Ma evidentemente una soluzione reale, e forse una decisa e sincera volontà di combattere l’inquinamento, era nell’aria da tempo. Forse perché i Cinesi sono più ambientalisti di Europei e Statunitensi, come risultato da un sondaggio effettuato in Europa, Usa e Cina dal Research Institute Motivaction International fra dicembre 2013 e gennaio 2014, che ha rivelato che il 75 per cento dei Cinesi risulta preoccupato  per i danni provocanti dagli esseri umani al pianeta, contro il 71 per cento degli Europei ed il  60 per cento dei cittadini Usa; e che tre Cinesi su quattro si sforzano di vivere in maniera ‘eco-consapevole’, mentre adottano comportamenti simili solo il 61 per cento degli Europei e il 46 per cento degli Statunitensi. A dispetto di ciò, circa il 70 per cento della popolazione cinese vive nelle regioni dove i livelli di Pm 2.5 superano quelli raccomandati dall’Organizzazione Mondiale della Sanità. Gli ambientalisti della Cina hanno notato che i livelli di inquinamento medio in molte città cinesi sono ancora più alti di circa cinque volte rispetto al valore considerato innocuo dall’Oms. Le immagini impressionanti dello smog che soffoca le città e di folle di Cinesi con la mascherina sono la visualizzazione plastica della sofferenza della Cina per l’inquinamento atmosferico.

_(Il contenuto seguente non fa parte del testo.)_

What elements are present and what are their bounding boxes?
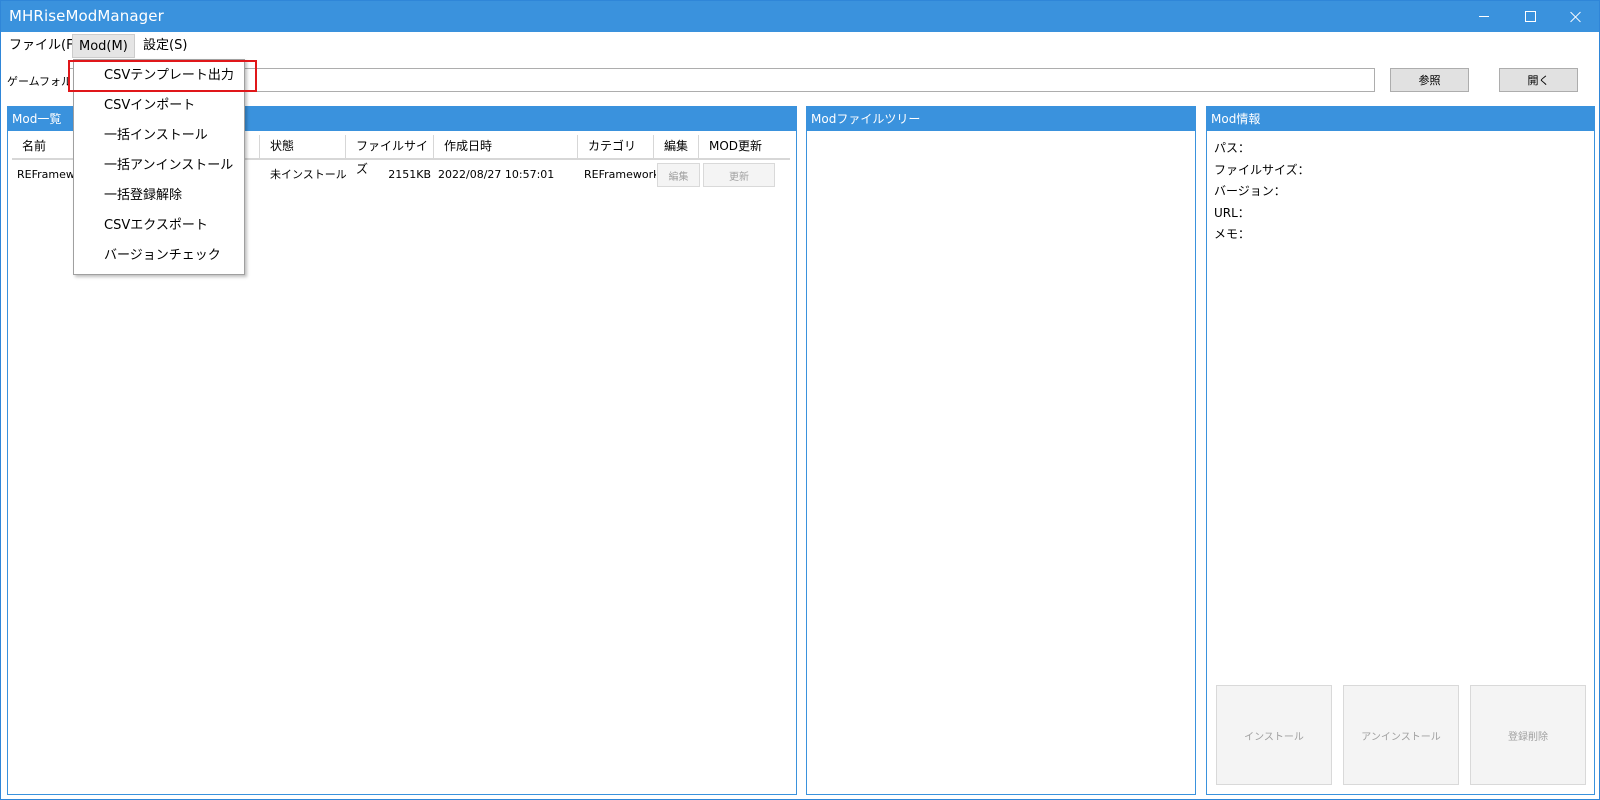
menu-item-csv-import[interactable]: CSVインポート [74,91,244,121]
maximize-button[interactable] [1507,1,1553,32]
menu-item-bulk-uninstall[interactable]: 一括アンインストール [74,151,244,181]
menu-bar: ファイル(F) Mod(M) 設定(S) [1,33,1599,59]
menu-item-csv-export[interactable]: CSVエクスポート [74,211,244,241]
game-folder-input[interactable] [69,68,1375,92]
delete-registration-button[interactable]: 登録削除 [1470,685,1586,785]
column-filesize[interactable]: ファイルサイズ [346,135,434,176]
edit-button[interactable]: 編集 [657,163,700,187]
update-button[interactable]: 更新 [703,163,775,187]
menu-item-bulk-unregister[interactable]: 一括登録解除 [74,181,244,211]
column-edit[interactable]: 編集 [654,135,699,158]
menu-item-version-check[interactable]: バージョンチェック [74,241,244,271]
maximize-icon [1524,11,1536,22]
uninstall-button[interactable]: アンインストール [1343,685,1459,785]
row-status: 未インストール [270,168,346,181]
close-icon [1570,11,1582,23]
info-memo-label: メモ： [1214,227,1251,241]
window-title: MHRiseModManager [9,7,164,25]
minimize-button[interactable] [1461,1,1507,32]
open-button[interactable]: 開く [1499,68,1578,92]
row-created: 2022/08/27 10:57:01 [438,168,555,181]
column-category[interactable]: カテゴリ [578,135,654,158]
menu-settings[interactable]: 設定(S) [137,34,193,58]
info-url-label: URL： [1214,206,1250,220]
mod-info-header: Mod情報 [1207,107,1594,131]
install-button[interactable]: インストール [1216,685,1332,785]
browse-button[interactable]: 参照 [1390,68,1469,92]
column-status[interactable]: 状態 [260,135,346,158]
info-filesize-label: ファイルサイズ： [1214,163,1310,177]
close-button[interactable] [1553,1,1599,32]
highlight-box [68,60,257,92]
row-category: REFramework [584,168,656,181]
app-window: MHRiseModManager ファイル(F) Mod(M) 設定(S) ゲー… [0,0,1600,800]
mod-info-panel: Mod情報 パス： ファイルサイズ： バージョン： URL： メモ： インストー… [1206,106,1595,795]
mod-file-tree-panel[interactable]: Modファイルツリー [806,106,1196,795]
column-created[interactable]: 作成日時 [434,135,578,158]
mod-file-tree-header: Modファイルツリー [807,107,1195,131]
column-mod-update[interactable]: MOD更新 [699,135,790,158]
info-version-label: バージョン： [1214,184,1286,198]
info-path-label: パス： [1214,141,1251,155]
menu-item-bulk-install[interactable]: 一括インストール [74,121,244,151]
minimize-icon [1479,16,1489,17]
menu-mod[interactable]: Mod(M) [72,34,135,58]
row-filesize: 2151KB [388,168,431,181]
title-bar[interactable]: MHRiseModManager [1,1,1599,32]
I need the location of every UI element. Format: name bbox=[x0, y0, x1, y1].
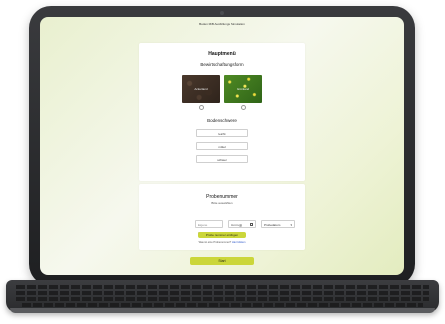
app-title: Boden MiB Ausfüllungs Simulation bbox=[199, 22, 245, 26]
sample-date-select-value: Probedatum bbox=[264, 223, 281, 227]
key-row-1 bbox=[16, 285, 429, 289]
chevron-down-icon: ▾ bbox=[290, 223, 292, 227]
key-row-3 bbox=[16, 297, 429, 301]
sample-number-heading: Probenummer bbox=[206, 194, 238, 200]
soil-weight-label: Bodenschwere bbox=[207, 118, 237, 123]
date-input[interactable]: tt.mm.jjjj bbox=[228, 220, 256, 228]
tile-ackerland[interactable]: Ackerland bbox=[182, 75, 220, 103]
customer-id-input[interactable]: Eigene Kundennr./Lab bbox=[195, 220, 223, 235]
radio-gruenland[interactable] bbox=[241, 105, 246, 110]
soil-schwer-button[interactable]: schwer bbox=[196, 155, 248, 163]
key-row-4 bbox=[22, 303, 423, 307]
sample-number-subtitle: Bitte auswählen bbox=[211, 201, 233, 205]
tablet-frame: Boden MiB Ausfüllungs Simulation Hauptme… bbox=[29, 6, 415, 286]
sample-number-card: Probenummer Bitte auswählen Eigene Kunde… bbox=[139, 184, 305, 250]
tile-gruenland[interactable]: Grünland bbox=[224, 75, 262, 103]
tile-gruenland-label: Grünland bbox=[236, 87, 250, 91]
keyboard-edge bbox=[10, 308, 435, 313]
soil-mittel-button[interactable]: mittel bbox=[196, 142, 248, 150]
radio-ackerland[interactable] bbox=[199, 105, 204, 110]
add-sample-number-button[interactable]: Probe nummer einfügen bbox=[198, 232, 246, 238]
camera-dot bbox=[220, 11, 224, 15]
calendar-icon bbox=[250, 223, 253, 227]
tile-ackerland-label: Ackerland bbox=[194, 87, 208, 91]
sample-help-text: Was ist eine Probenummer? Hier klicken bbox=[139, 241, 305, 244]
main-menu-heading: Hauptmenü bbox=[208, 51, 236, 57]
key-row-2 bbox=[16, 291, 429, 295]
tablet-screen: Boden MiB Ausfüllungs Simulation Hauptme… bbox=[40, 17, 404, 275]
cultivation-label: Bewirtschaftungsform bbox=[200, 62, 244, 67]
date-input-value: tt.mm.jjjj bbox=[231, 223, 242, 227]
sample-help-prefix: Was ist eine Probenummer? bbox=[198, 241, 232, 244]
sample-date-select[interactable]: Probedatum ▾ bbox=[261, 220, 295, 228]
sample-help-link[interactable]: Hier klicken bbox=[232, 241, 245, 244]
soil-leicht-button[interactable]: leicht bbox=[196, 129, 248, 137]
start-button[interactable]: Start bbox=[190, 257, 254, 265]
main-menu-card: Hauptmenü Bewirtschaftungsform Ackerland… bbox=[139, 43, 305, 181]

Cosa c’è di concreto a fondamento della dichiarazione ‘ambientalista’ del Ministro Chen Jining? C’è, nel Paese maggior consumatore di carbone al mondo, il blocco fino al 2019 dell’apertura di nuove miniere e la chiusura di centrali elettriche e fabbriche molto inquinanti, col risultato che il particolato pericoloso nell’aria di 74 città è diminuito in media di 14,1%. Effetto, certo, anche della diminuita crescita: nel 2015 la Cina ha registrato un Pil in rialzo ‘solo’ del 6,9%, al ritmo più lento degli ultimi 25 anni. C’è la volontà politica, annunciata dallo stesso Chen Jining, di tenere sotto controllo i governi locali, spesso più attenti allo sviluppo che al rispetto delle leggi ambientali. C’è, ha detto il ministro, il sostegno all’innovazione tecnologica, quella delle “buone imprese”: ovvero la ‘conversione’ da un’economia ‘di quantità’ a una ‘di qualità’ che sta caratterizzando la presidenza di Xi Jinping. C’è il mantenimento della posizione di maggior investitore mondiale in energie rinnovabili, fra le quali il solare termodinamico a concentrazione, italiano per know-how e partnership operative. Ma c’è, soprattutto, una evoluzione culturale, con l’adozione di una visione post-moderna, ricca di saggezza antica, dell’economia. Ha detto Chen Jining: “Cos’è lo sviluppo? Siamo soliti considerare equivalenti Pil e produzione. Ma dobbiamo credere che la natura non abbia prezzo e che sia preziosa. Sono state abbandonate le teorie in base alle quali il protezionismo ambientale era considerato un freno allo sviluppo: piuttosto, sono due elementi che possono essere uniti e bilanciati”. Come Yin e Yang.